These are the knowledge graph best practices; we cover everything from consideration, to evaluation, to implementation, and to expansion of a knowledge graph environment. If you want to build a successful phase one knowledge graph, on time, on budget, with real ROI... this is a great place to start.
Why Knowledge Graph
Today's hottest data management and data architecture trends revolve around the idea of leveraging metadata to assign meaning to data in disparate silos/sources that a centralized processing engine can then identify, contextualize and consume. From the users' perspective, this is done without care or worry as to where the underlying data lives; however, the system retains this information for various purposes.
There are many conceptual data architecture terms that fall into the realm, but in favor with practitioners and analysts is the data fabric architecture.
Gartner defines data fabric as a design concept that serves as an integrated layer (fabric) of data and connecting processes. A data fabric utilizes continuous analytics over existing, discoverable and inferred metadata assets to support the design, deployment and utilization of integrated and reusable data across all environments, including hybrid and multi-cloud platforms.
Want to skip ahead?
Table of contents:
Enter Knowledge Graph
The Data Fabric is a contemporary concept to provide frictionless access to information, to improve decision making, and to adapt in a volatile world. Consequently, knowledge graph technology has been thrust into the spotlight. Data fabrics powered by knowledge graph technology provide new approaches to data management, integration and access. Further, careful examination and experience show that knowledge graphs built on W3C Semantic Web standards are the logical choice for implementation.
Concepts such as data centricity, data as a product, and responsibility to share represent fundamental changes in how enterprises operate. The ebook title “The Rise of the Knowledge Graph” discusses these concepts in detail and provides an excellent resource for getting started.
Customers who engage us understand these concepts, or they sense there is something new and important that they need to understand. To promote adoption of knowledge graph technology-based approaches, these best practices will help a person go from considering the project, evaluating various vendor's solutions, and to actually moving forward.
These best practices provide advice on how to market a knowledge graph initiative internally, and how to plan and run the project optimally to produce the ideal outcome — a phase one knowledge graph, on time and on budget with real ROI.
Building Knowledge Graph Momentum
Educating Others About Knowledge Graph and Getting Support for the Project
As a software company with decades of experience in knowledge graph technology and applications, we are sharing our knowledge and experience with others because we understand the need is great and will affect positive outcomes for data management and decision making.

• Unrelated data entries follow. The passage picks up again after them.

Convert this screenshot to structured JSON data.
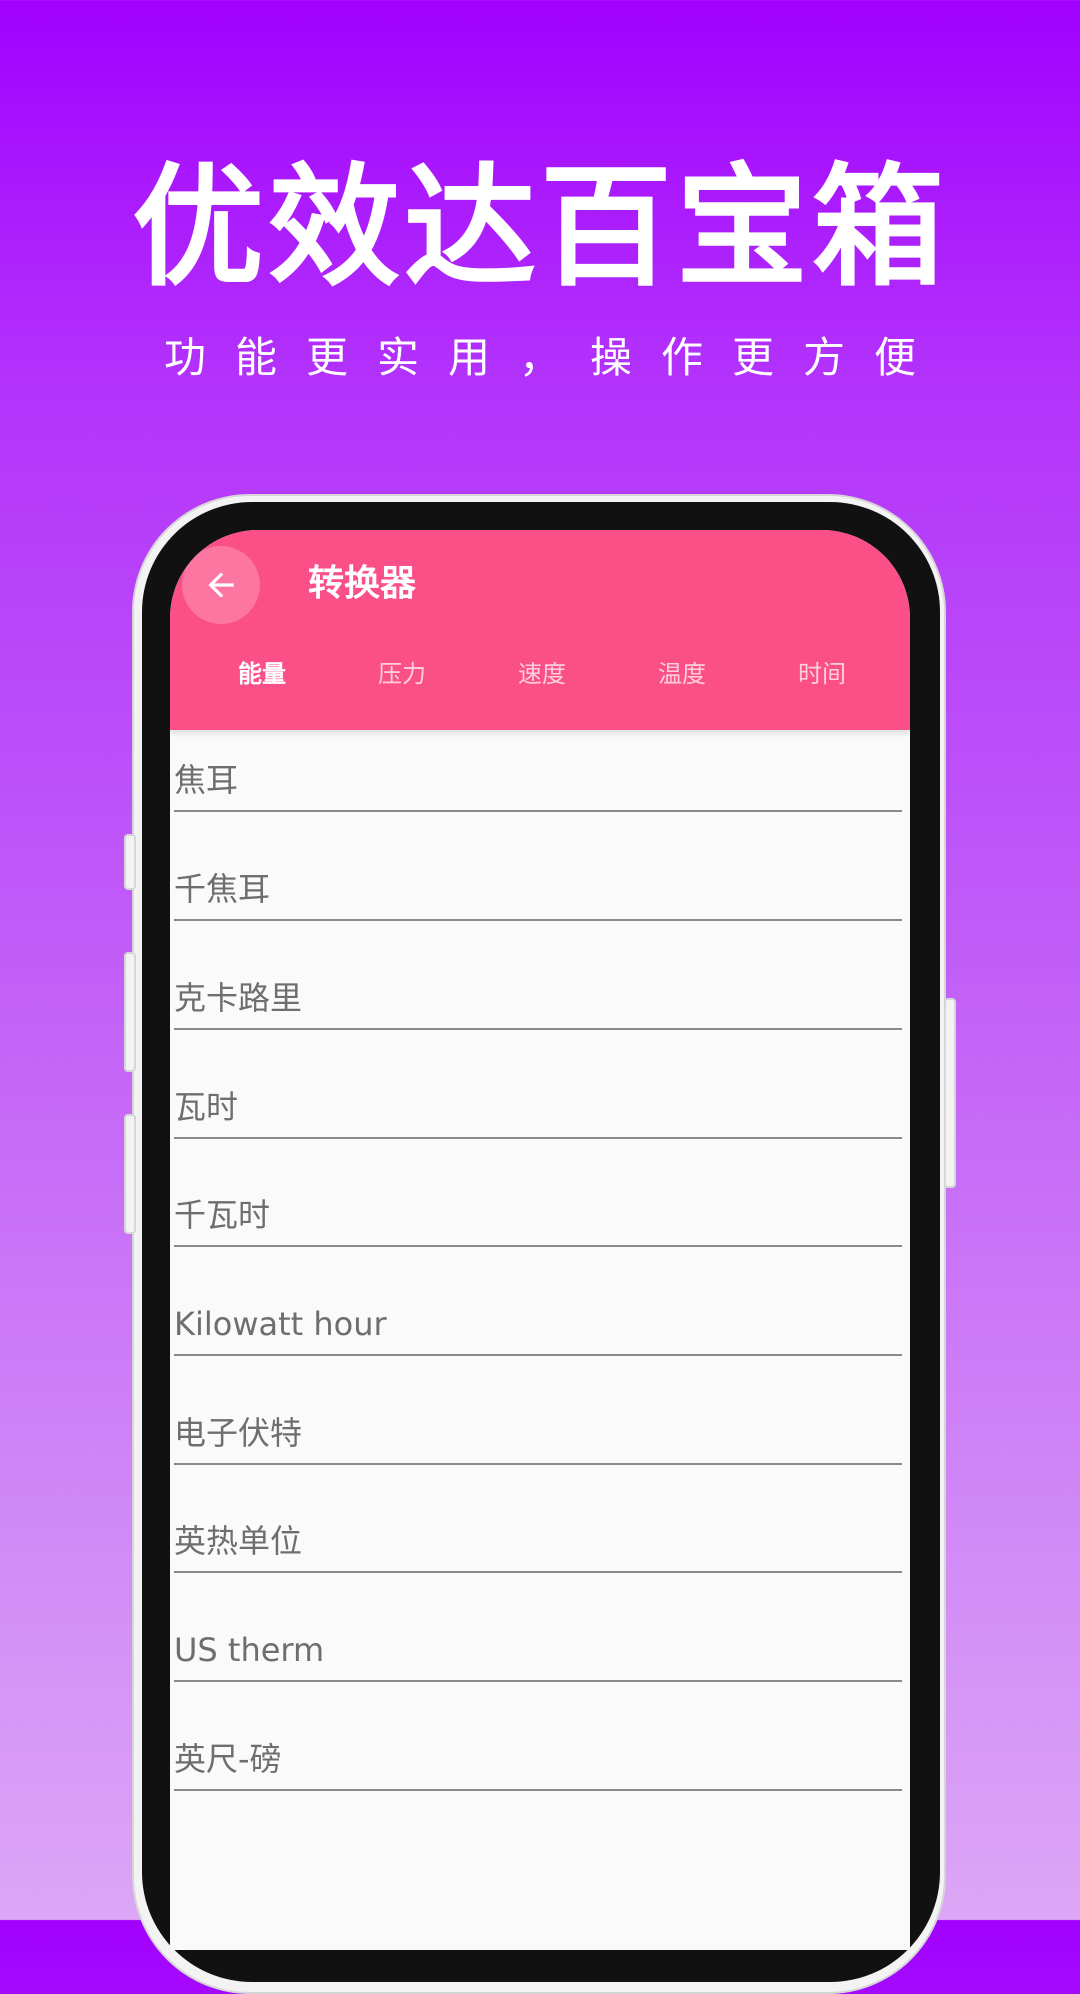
{
  "promo": {
    "title": "优效达百宝箱",
    "subtitle": "功能更实用，操作更方便"
  },
  "app_bar": {
    "back_icon": "arrow-left-icon",
    "title": "转换器"
  },
  "tabs": [
    {
      "label": "能量",
      "active": true
    },
    {
      "label": "压力",
      "active": false
    },
    {
      "label": "速度",
      "active": false
    },
    {
      "label": "温度",
      "active": false
    },
    {
      "label": "时间",
      "active": false
    }
  ],
  "units": [
    {
      "label": "焦耳"
    },
    {
      "label": "千焦耳"
    },
    {
      "label": "克卡路里"
    },
    {
      "label": "瓦时"
    },
    {
      "label": "千瓦时"
    },
    {
      "label": "Kilowatt hour"
    },
    {
      "label": "电子伏特"
    },
    {
      "label": "英热单位"
    },
    {
      "label": "US therm"
    },
    {
      "label": "英尺-磅"
    }
  ],
  "colors": {
    "background_top": "#a100ff",
    "background_bottom": "#dca7f6",
    "app_bar": "#fb5087",
    "screen_bg": "#fafafa",
    "bezel": "#111111",
    "unit_text": "#6e6e6e"
  }
}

Just as we are creating awareness and educating readers about knowledge graph technology, a person seeking to promote adoption in their organization should do likewise. But a prerequisite is to understand the concepts yourself. A great resource for this is, again, the ebook. After you arm yourself with a good grasp of the concepts, their capabilities and how knowledge graph changes the data management paradigm, you are in a better position to educate and inform others.
When you develop your message, perhaps start by focusing on why knowledge graph technology is important. There is a dynamic in virtually every data rich organization that features a use case driven approach to data collection and preparation and consumption. If you understand knowledge graph technology, you know the movement seeks to shift from an application-centric (i.e., use case-driven) approach to treating data as a product (i.e., data centricity).
In the application-centric approach so dominant today, we apply (too much) human capital to transactional workflows. Meaning users, and certainly developers, spend a lot of time wrangling data to “fit” applications. This is a waste. If you communicate to users, solution architects and developers how life will be different using the knowledge graph approach, they should want it. For example, executives want to “know what they know,” and they want it from a single “pane of glass.” Moreover, leaders want to know, “what’s next”? Knowledge graph technology is the critical enabler.
Since the knowledge graph integrates potentially all your data sources, you now have a way to deliver information in one “place.” You also have a way to allow users to pivot around all content and ask ad hoc questions. Perhaps subtle, you also can deliver information that is based on the concepts they care about (i.e., how users think), as opposed to delivering data based on schemas and data types.
If Digital Transformation is a key objective of your organization, knowledge graph will play a vital role. While we commonly discuss consumption of knowledge graphs from a human perspective, this technology is ultimately intended to serve automated clients and processes. Specifically, W3C RDF and W3C OWL are envisioned to create a means to enable sophisticated machine-to-machine interactions; and that is where this is going.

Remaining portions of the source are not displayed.